La Commission rappelle qu’aucune décision de retour ne peut être édictée sans que l’intéressé puisse formuler des observations préalablement au cours d’un entretien. « Mais, ajoute Me Pouly, la simplification demandée aux États tend surtout à limiter la portée des garanties procédurales et des voies de recours ».
« Eviter toute utilisation abusive des droits et des procédures »
Me Pouly pointe également du doigt les mesures mises en avant pour réduire les possibilités de recours des personnes en situation irrégulière, au détriment de leurs droits.
La Commission propose en effet de raccourcir autant que possible les délais de recours « afin d’éviter toute utilisation abusive des droits et des procédures » et notamment les « fausses allégations médicales visant à empêcher l’éloignement ». Pour les personnes qui ont formulé un recours, elle préconise par ailleurs de ne garantir leur non-renvoi (le temps du recours) qu’à celles qui risqueraient d’être exposées à des traitements inhumains et dégradants.
Quand même les mineurs sont visés
Concernant les mineurs, les recommandations de la Commission sont tout aussi choquantes : considérant que, dans certains cas, l’intérêt supérieur de l’enfant commande qu’il soit renvoyé dans son pays d’origine, elle donne le feu vert pour privilégier cette voie. « A cet égard, explique Me Pouly, Bruxelles adresse une critique à peine voilée aux législations nationales prohibant l’éloignement des mineurs non accompagnés qui ne permettent pas “de donner plein effet à l’obligation imposée aux États membres de tenir dûment compte de l’intérêt supérieur de l’enfant”. »
Enfin, la Commission estime que les États membres « ne devraient pas exclure de leur législation nationale la possibilité de placer des mineurs en rétention », à condition de prévoir des mesures moins coercitives.
Quelle menace pour les déboutés du droit d’asile ?
En novembre 2016, le Centre Primo Levi a fait paraître un rapport sur les déboutés du droit d’asile, mettant en avant le fait que parmi eux se trouvent de nombreuses personnes qui ont été victimes de persécutions et qui sont toujours menacées dans leur pays. Il en a tiré un certain nombre de recommandations visant à réduire les failles de la procédure d’asile et à éviter les trop nombreuses erreurs de jugement.

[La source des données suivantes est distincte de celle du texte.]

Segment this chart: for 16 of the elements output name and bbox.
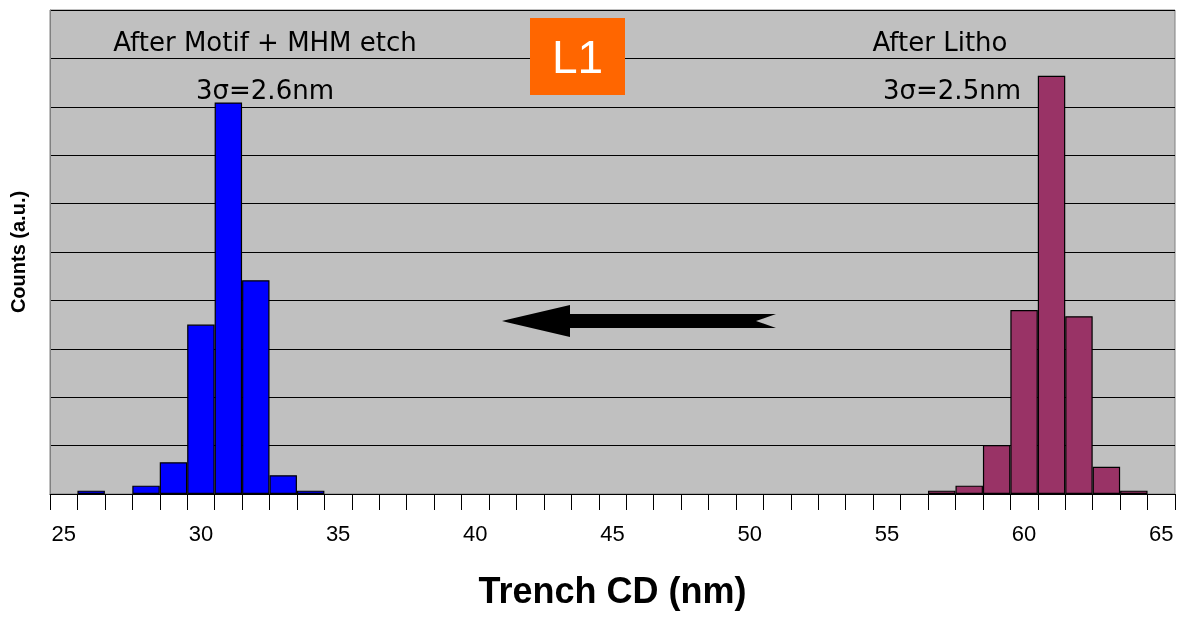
x-tick-label: 55: [874, 520, 900, 546]
annotation: 3σ=2.5nm: [883, 75, 1021, 105]
text: After Litho: [872, 27, 1008, 57]
text: After Motif + MHM etch: [113, 27, 417, 57]
x-tick-label: 25: [51, 520, 76, 546]
x-tick-label: 60: [1011, 520, 1037, 546]
x-tick-label: 35: [325, 520, 351, 546]
x-tick-label: 50: [737, 520, 762, 546]
annotation: L1: [530, 18, 625, 95]
x-tick-label: 65: [1149, 520, 1174, 546]
x-axis-title: Trench CD (nm): [478, 569, 747, 611]
x-tick-label: 45: [600, 520, 625, 546]
x-tick-label: 30: [188, 520, 214, 546]
annotation: 3σ=2.6nm: [196, 75, 334, 105]
y-axis-title: Counts (a.u.): [7, 190, 29, 314]
x-tick-label: 40: [463, 520, 488, 546]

La même semaine, l’ONG « Freedom from torture » a publié le rapport « Proving torture » faisant le même constat sur l’inadaptation de la procédure britannique.
Le témoignage de Joude Jassouma, auteur du livre Je viens d’Alep, est une illustration parmi tant d’autres de notre politique de rejet. Après avoir fui la Syrie avec sa femme et leur bébé et au terme d’un parcours chaotique qui les a menés jusqu’en France, il n’a pas obtenu le statut de réfugié au prétexte que « les éléments qu’[il] présente ne permettent pas de “conclure au bien-fondé” de [s]es craintes ».
Dès lors qu’il a été prouvé que le système d’octroi de l’asile n’est pas fiable et ne protège pas toutes les personnes qui en ont besoin, comment envisager de ranger systématiquement et indistinctement les déboutés du droit d’asile dans la catégorie de ceux qu’on appelle les « sans-papiers », et à ce titre les menacer d’expulsion ?
Le Centre Primo Levi forme le vœu qu’une réelle prise de conscience s’opère au sein de nos instances dirigeantes nationales et européennes, et que la politique de rejet qui durcit d’année en année soit remise en question afin que personne, parmi ceux qui viennent chercher protection, ne soit renvoyé vers la mort.